Eram os Paladinos Imperiais, liderados por Vedrak, dos Sete Guardiões. Convocados para liquidar a ameaça que rondava os arredores de Vespaguem.

— Já passou da hora deles darem as caras. Os artefatos foram lançados há um bom tempo — comentou Galezir.

Olfiel passou o antebraço sobre os cabelos, aliviada.

— Me pareceu uma eternidade.

— Desviem. — Esfer pulou e empurrou Cão para o lado. Todos tiveram que ter cuidado para não serem pisoteados pela passagem dos guerreiros. — Saiam do caminho, querem se matar depois de tudo?

— Olhem esses safados, demoraram tanto para chegarem e agora nos ignoram — alegou Galezir.

— Modere as palavras, ainda não estamos seguros. Vamos logo — disse Olfiel.

O avanço do regimento foi o estopim para o início de um confronto.
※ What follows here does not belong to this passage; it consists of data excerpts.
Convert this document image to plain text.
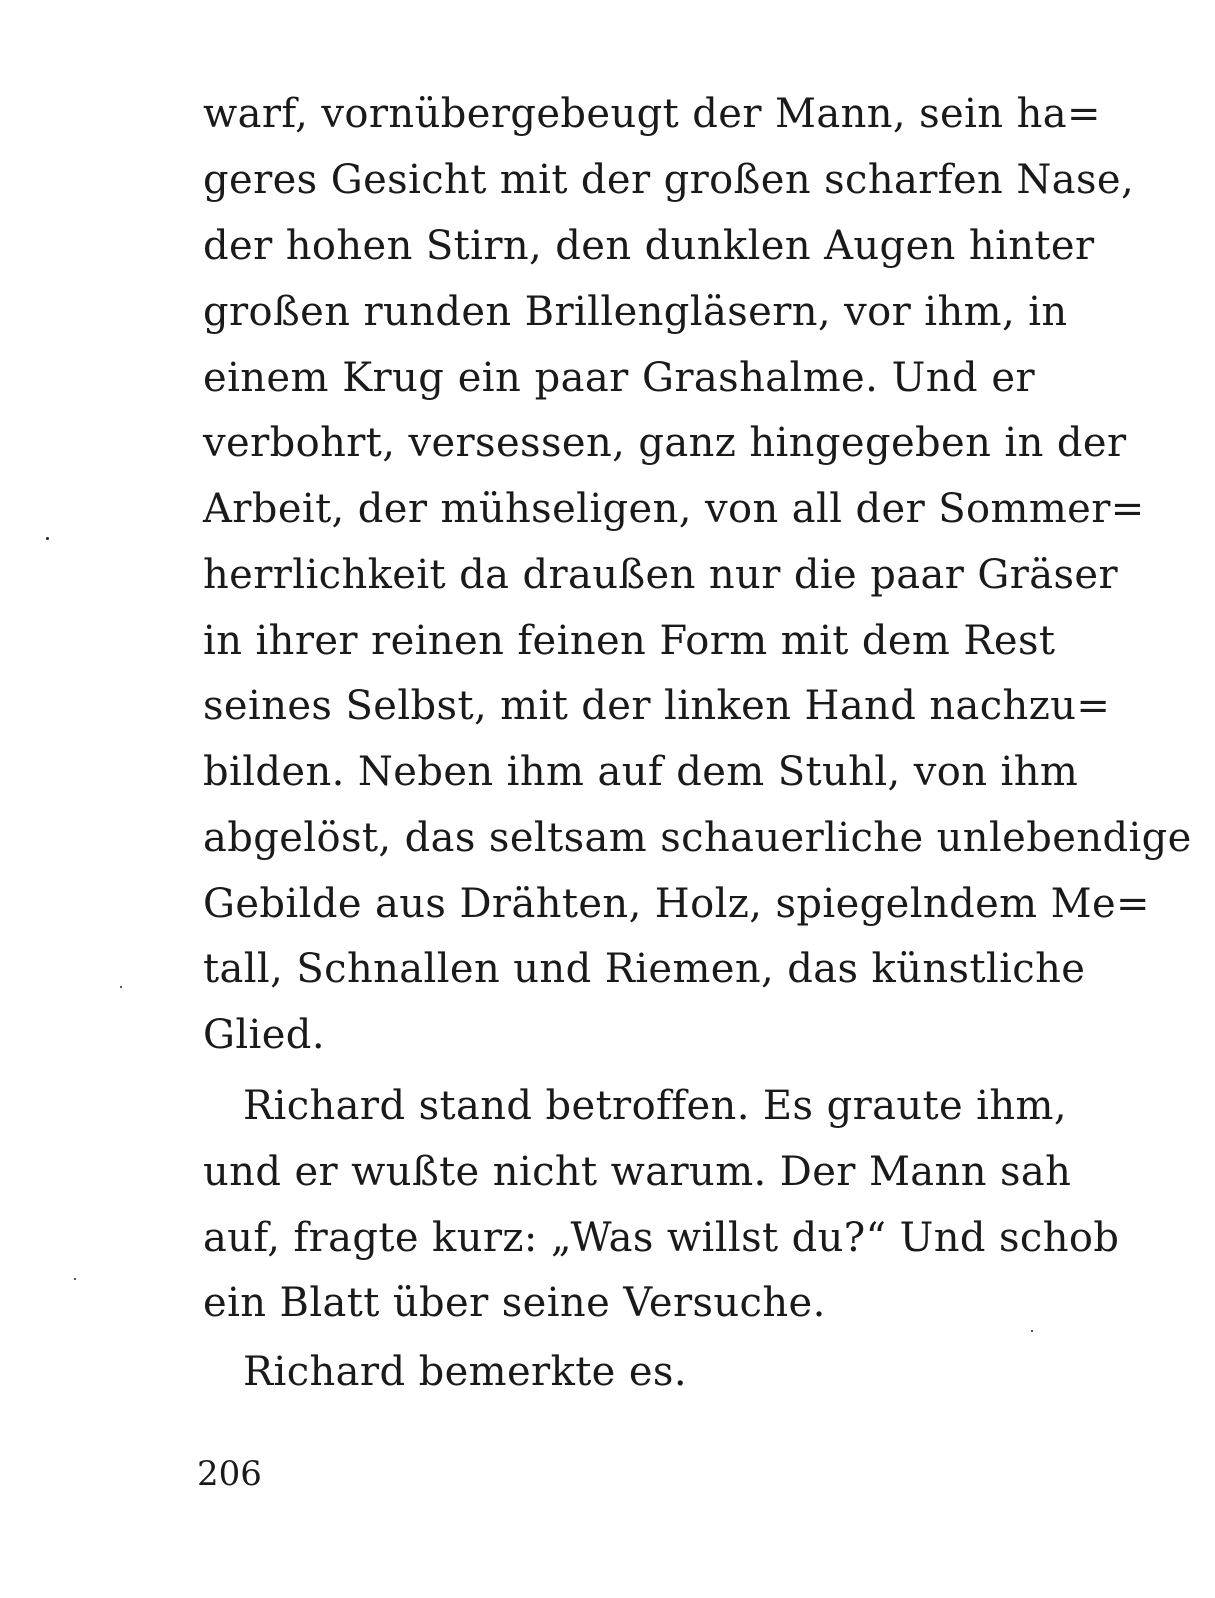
warf, vornübergebeugt der Mann, sein ha=
geres Gesicht mit der großen scharfen Nase,
der hohen Stirn, den dunklen Augen hinter
großen runden Brillengläsern, vor ihm, in
einem Krug ein paar Grashalme. Und er
verbohrt, versessen, ganz hingegeben in der
Arbeit, der mühseligen, von all der Sommer=
herrlichkeit da draußen nur die paar Gräser
in ihrer reinen feinen Form mit dem Rest
seines Selbst, mit der linken Hand nachzu=
bilden. Neben ihm auf dem Stuhl, von ihm
abgelöst, das seltsam schauerliche unlebendige
Gebilde aus Drähten, Holz, spiegelndem Me=
tall, Schnallen und Riemen, das künstliche
Glied.
Richard stand betroffen. Es graute ihm,
und er wußte nicht warum. Der Mann sah
auf, fragte kurz: „Was willst du?“ Und schob
ein Blatt über seine Versuche.
Richard bemerkte es.
206
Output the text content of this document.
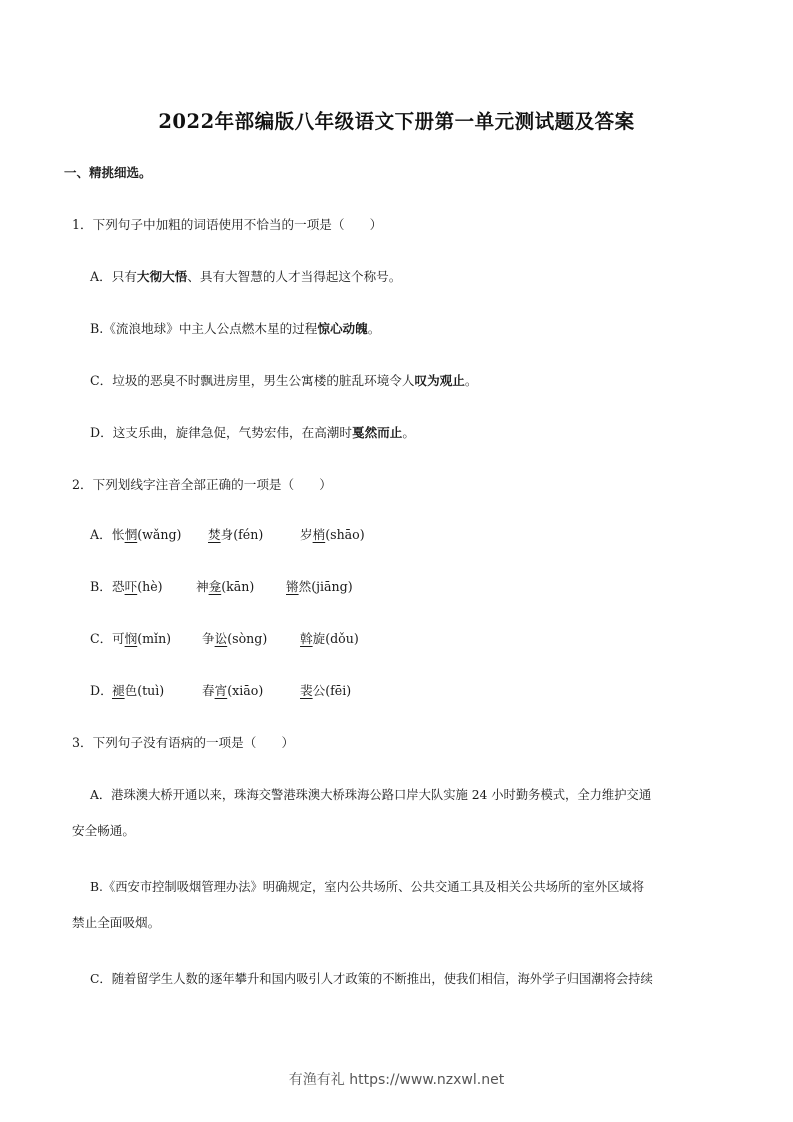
2022年部编版八年级语文下册第一单元测试题及答案
一、精挑细选。
1．下列句子中加粗的词语使用不恰当的一项是（　　）
A．只有大彻大悟、具有大智慧的人才当得起这个称号。
B.《流浪地球》中主人公点燃木星的过程惊心动魄。
C．垃圾的恶臭不时飘进房里，男生公寓楼的脏乱环境令人叹为观止。
D．这支乐曲，旋律急促，气势宏伟，在高潮时戛然而止。
2．下列划线字注音全部正确的一项是（　　）
A． 怅惘(wǎng) 焚身(fén)	岁梢(shāo)
B． 恐吓(hè)	神龛(kān)	锵然(jiāng)
C． 可悯(mǐn) 争讼(sòng)	斡旋(dǒu)
D． 褪色(tuì)	春宵(xiāo)	裴公(fēi)
3．下列句子没有语病的一项是（　　）
A．港珠澳大桥开通以来，珠海交警港珠澳大桥珠海公路口岸大队实施 24 小时勤务模式，全力维护交通
安全畅通。
B.《西安市控制吸烟管理办法》明确规定，室内公共场所、公共交通工具及相关公共场所的室外区域将
禁止全面吸烟。
C．随着留学生人数的逐年攀升和国内吸引人才政策的不断推出，使我们相信，海外学子归国潮将会持续
有渔有礼 https://www.nzxwl.net
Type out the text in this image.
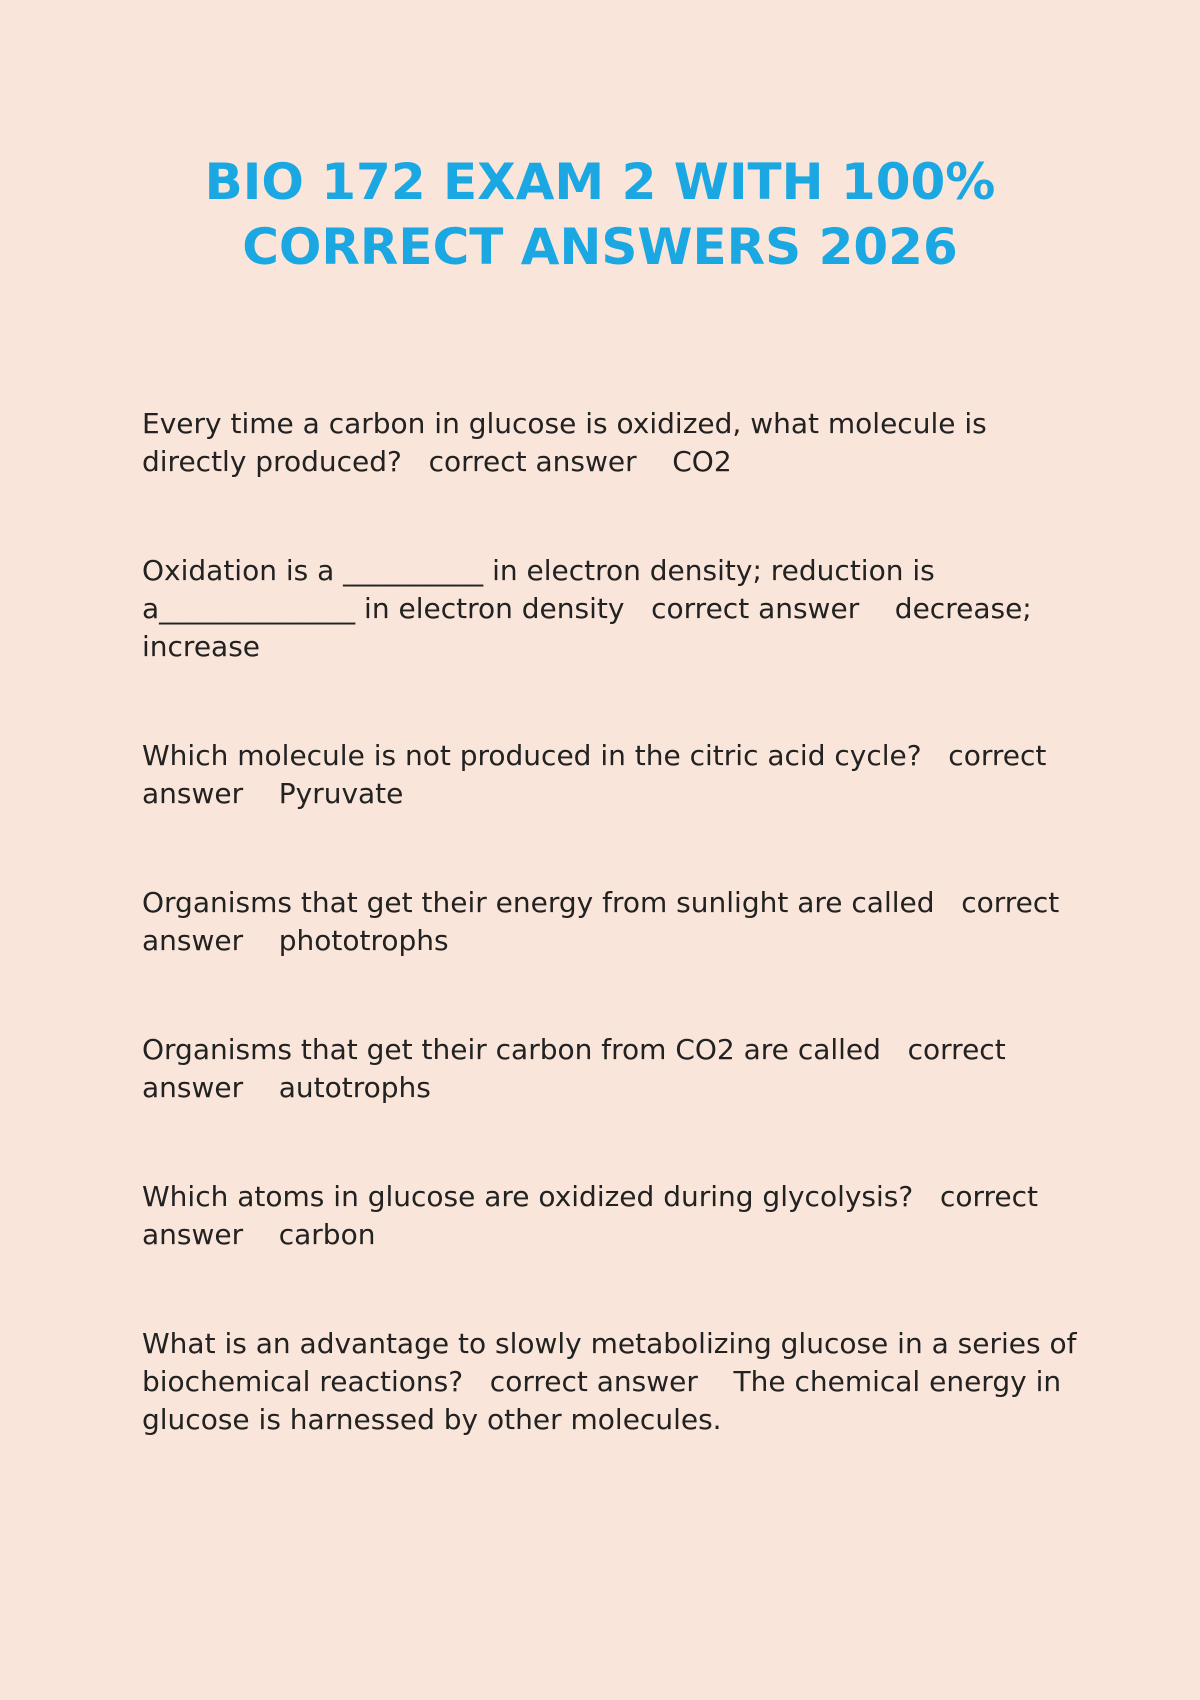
BIO 172 EXAM 2 WITH 100%
CORRECT ANSWERS 2026
Every time a carbon in glucose is oxidized, what molecule is
directly produced?   correct answer    CO2
Oxidation is a __________ in electron density; reduction is
a______________ in electron density   correct answer    decrease;
increase
Which molecule is not produced in the citric acid cycle?   correct
answer    Pyruvate
Organisms that get their energy from sunlight are called   correct
answer    phototrophs
Organisms that get their carbon from CO2 are called   correct
answer    autotrophs
Which atoms in glucose are oxidized during glycolysis?   correct
answer    carbon
What is an advantage to slowly metabolizing glucose in a series of
biochemical reactions?   correct answer    The chemical energy in
glucose is harnessed by other molecules.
O brandir de espadas, urros de raivas e pequenos clarões deram forma ao embate que começou a se propagar pela imensidão erma.

— Vejam! Os malditos começaram a lutar — falou Galezir para os colegas, enquanto deixavam a guarda imperial para trás.

Um berro animalesco rompeu pelas Terras Ermas. Um dos Paladinos, com seu atributo de luz, partiu sem dificuldades o braço de uns dos Sombrios, porém, como se atendessem as orientações da criatura encouraçada de olhos azuis que acabava de surgir no céu, novas bestas se reuniam e avançavam de forma ordenada.

— Humanos desgraçados! — berrou um guerreiro encarando o terror que sobrevoava o céu.

— Está na hora, lancem a onda de carga! — Segundos depois, uma esfera de luz, branca como a lua, foi disparada de dentro de um pequeno forte escoltado pelos Paladinos. A luminosidade que ganhava altura ofuscava alguns olhos desatentos e tornava de novo visível a paisagem desolada.

Cão ficou muito incomodado com a intensa claridade que tomou o céu.

— Eles ficarão bem, finalmente esses engomadinhos tiraram a bunda da cadeira e terão alguma utilidade — reclamou Galezir.

— Espero que eles deem cabo de todas essas bestas — falou Esfer.

— Eles darão, os Paladinos são verdadeiras máquinas de matar — argumentou Olfiel.

— Espero que seja verdade. — Ao fundo, foram interrompidos por uma sequência de explosões flamejantes que ecoaram pela bruma.

— Caramba! Tinham tantas feras por aí? — perguntou Galezir, vendo a destruição acompanhar o avanço da guarda imperial.

— Olhem, tem alguém avançando sozinho. — Esfer apontou na direção do confronto, que ficava cada vez mais distante. — Estou enganado… ou aquela é…

A figura, que prosseguia sozinha pelo frenético campo de batalha, tinha longos cabelos dourados, a pele alva como ossos e olhos vermelhos que encantavam na mesma medida que aterrorizavam quem passava em seu caminho. Uma imagem inconfundível, que gravava sua presença na memória daqueles que a viam. Estavam diante de Turcarian, a senhora de Vespaguem, segurando em uma das mãos um longo cetro dourado, com a base pontuda e a outra extremidade esférica, como uma espécie de lamparina. Era Calavis, o artefato conhecido como uma das treze centelhas que alimentavam as cidades-fortaleza.

Súbitos tremores passaram a assolar a paisagem e crescerem exponencialmente até uma colisão mais à frente destruir um rochedo e lançar alguns soldados imperiais pelos ares. Um Sombrio colossal, muito maior do que qualquer outro, rasgava tudo à sua volta com sua mera passagem, em uma onda de caos, avançando de maneira obstinada na direção da soberana, como se fosse atraído. Mal sabia o que lhe esperava.

A imperatriz viu a oportunidade como a chance perfeita para dar uma pequena demonstração das verdadeiras extensões de sua força. Sem pestanejar, se posicionou diante da criatura e cobriu seu punho direito com chamas, entre elas, uma minúscula faísca dourada pôde ser vista por observadores mais aguçados. Com apenas um golpe, que soou como um grande trovão pelas Terras Ermas, reduziu sua oponente a migalhas incandescentes que se perdiam ao vento, enquanto transformava o chão a seus pés em pedras enegrecidas. Uma brisa escaldante se formou e uma moderada onda de impacto se propagou em todas as direções.